For months, Jessica Carbone’s office served as a de facto storeroom for the donated products that would eventually find a place in the demonstration kitchen within the new 45,000-square-foot “innovation wing” at the National Museum of American History. Those gadgets and pricy pieces of cookware soon became sort of stress-relief objects.
“Over the last six months, whenever anyone had a difficult meeting or something they didn’t want to work on, they’d come into my office and say, ‘I need some retail therapy. What can I look at?’ ” says Carbone, project associate for the American Food History Project.
While the staff may have found comfort in Le Creuset pots, Zwilling J.A. Henckels knives and Pyrex bakeware, those in-kind products were not what paved the way for the demonstration kitchen and stage, a relatively rare ornament in American museums.

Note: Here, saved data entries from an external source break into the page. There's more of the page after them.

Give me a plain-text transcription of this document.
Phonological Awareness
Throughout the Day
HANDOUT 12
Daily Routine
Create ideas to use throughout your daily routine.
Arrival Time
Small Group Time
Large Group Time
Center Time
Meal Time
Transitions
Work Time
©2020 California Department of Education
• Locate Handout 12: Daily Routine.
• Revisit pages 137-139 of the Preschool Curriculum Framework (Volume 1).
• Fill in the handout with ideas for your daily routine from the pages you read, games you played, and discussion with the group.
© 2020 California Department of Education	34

No, the object that made the project’s cooking space possible hovers far above the pots and pans: It’s a massive Halton Ventilated Ceiling System, which sucks up cooking byproducts that could potentially harm valuable objects in nearby exhibits.
“We had to find the right hood vent to do exactly what we needed it to do, which is make sure there is no smoke and no smell and no grease of any kind in the building. We did, and it’s big,” says Susan Evans, the project’s program director.
It’s also noisy. Or was noisy in early June, when Smithsonian staffers, along with chef, cookbook author and TV personality Pati Jinich, a member of the Kitchen Cabinet advisory panel to the museum, were loading equipment into the kitchen. “We reconfigured the fan a bit,” Evans says a few weeks later, “and the sound is completely fixed.”
Which means the demonstration stage, officially known as the Wallace H. Coulter Performance Plaza, is ready for its debut on Wednesday, when it will quickly prove its versatility: It will host two music acts — the Smithsonian Jazz Masterworks Orchestra Quintet and DJ Will Eastman — in the morning before rolling out its portable, gas-powered stoves for a 2 p.m. demonstration on Colonial-era chocolate making.
The stage will instantly transform the project’s programming to engage all five senses of the museum’s nearly 5 million yearly visitors. It will not only allow chefs, farmers, bakers and teachers to share hands-on knowledge but will also provide space for food-science experiments and historical cooking demonstrations. It even has a built-in system to webcast programs.
As the July Fourth weekend approaches, the kitchen stage will host its first Food Friday, a themed demonstration that will feature a guest chef, culinary instruction and a history lesson. Chef and author Curtis Aikens will introduce July’s theme — “Summertime in America” — by preparing barbecue sauces, rubs and a cold summer salad. Future themes will explore “Food Movements in the 20th Century” (August) and “Hispanic Heritage Month” (September).
Jinich is already devising ways to use the museum’s collection for her planned demonstration in October as part of the inaugural Smithsonian Food History Weekend, planned as an annual exploration of American food and the people and technologies that have influenced it. She has her eye on the world’s first frozen margarita machine, which is on display in the ongoing exhibit “Food: Transforming the American Table, 1950-2000.”
“If you’re going to talk about Mexicans in the U.S. and who came up with the first [frozen] margarita and being able to show people this was the first margarita machine. . . ,” says Jinich, so animated she speaks in fragments. “Where else can you do that? That’s just mouthwatering to me.”
Jinich’s comment underscores an important point about the kitchen stage: “We’re not a cooking school,” says Evans. “We’re a history museum, so our programs are always focused on really making that connection between what you eat and the history behind it.”
The stage is also not a commercial kitchen, which means food prepared during regular museum hours will not be available to the public. (Samples will be available for “after hours” events, which require a ticket.) But visiting chefs will share a recipe with the museum’s food-service contractor, Restaurant Associates, so the company’s cooks can prepare a dish inspired by it, then make it available in the museum’s Stars and Stripes Cafe.
It just can’t be a complicated recipe: Although the kitchen stage has a lot of advanced equipment and gadgets, it doesn’t have a full-time prep team.
“We really can’t do a lot in advance of the demo itself beyond basic measuring, basic chopping, defrosting and sort of pre-setting of the equipment,” says Carbone. “So if someone wants to make beef bourguignon, they can bring all the ingredients, and we can do a fair amount of it on stage. But then we’re going to have to take a magically finished beef bourguignon out of the oven.”